The complexity of “Araby” means there are several other possible interpretations of the narrator. The boy can be seen as a Dubliner seeking for his national identity;[13] an anti-consumerist against capitalism;[14] an adolescent coming-of-age (which has been explored briefly previously).[15] But these ideas are secondary. At the end of the story, the boy’s epiphany does not center around Ireland’s independence, a free market or puberty. No, the epiphany ultimately reveals to the narrator his true nature.

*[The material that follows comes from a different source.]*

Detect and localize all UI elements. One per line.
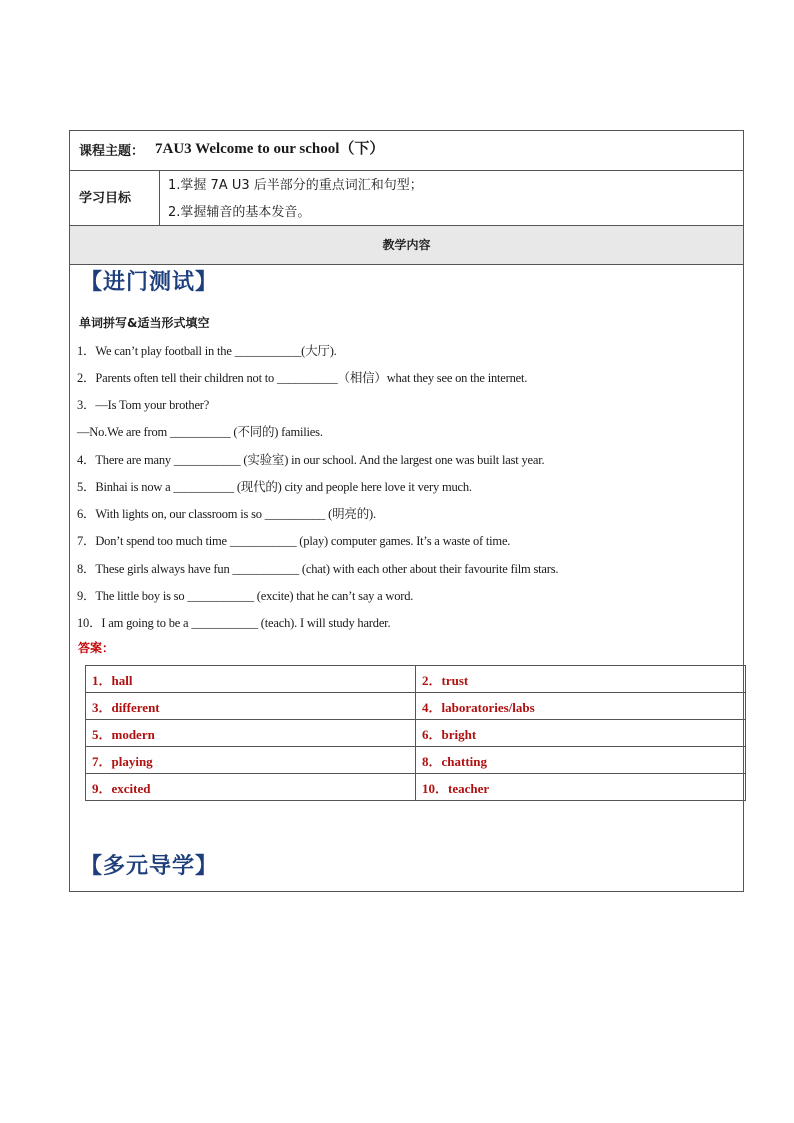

His journey may have been ersatz, his feelings temporary, but in that single moment of release, the boy truly sees himself for what he really is: a wretched “creature driven and derided by vanity”, as polar as possible from the romantic figures he had envisioned himself to be. “Araby” is centered on the idea of human vanity; all other concepts are secondary.



Works Cited

Benstock, Bernard. “Narrative Strategies: Tellers in the “Dubliners” Tales .” Journal of Modern Literature Spring 1989: 541-559. JSTOR. Web. 18 Nov. 2011.

Mandel, Jerome. “The Structure of “Araby” .” Modern Language Studies Fall 1985: 48-54. JSTOR. Web. 19 Nov. 2011.

Morse, Donald E.. “”Sing Three Songs of Araby”: Theme and Allusion in Joyce’s “Araby” .” College Literature Spring 1978: 125-132. JSTOR. Web. 18 Nov. 2011.

Stone, Harry. “”Araby” and the Writings of James Joyce .” The Antioch Review  Fall 1965: 375-400. JSTOR. Web. 17 Nov. 2011.



[1] Harry Stone, “Araby” and the Writings of James Joyce. (1965), 376.

[2] Bernard Benstock, Narrative Strategies: Tellers in the “Dubliners” Tale. (1989), 546.

[3] Stone, “”Araby” and the Writings of James Joyce,” 378.

[4] Stone, “”Araby” and the Writings of James Joyce,” 383.

[5] Jerome Mandel, The Structure of “Araby”. (1985), 48.

[6] Mandel, “The Structure of “Araby”,” 48.

[7] Ibid., 49.

[8] Ibid., 51.

[9] Ibid., 49.

[10] Mandel, “The Structure of “Araby”,” 51.

[11] Ibid., 52.

[12] Ibid.

[13] Stone, “”Araby” and the Writings of James Joyce,” 380.

[14] Ibid., 395.

[15] Donald E. Morse, Sing Three Songs of Araby: Theme and Allusion in Joyce’s Araby. (1978), 131.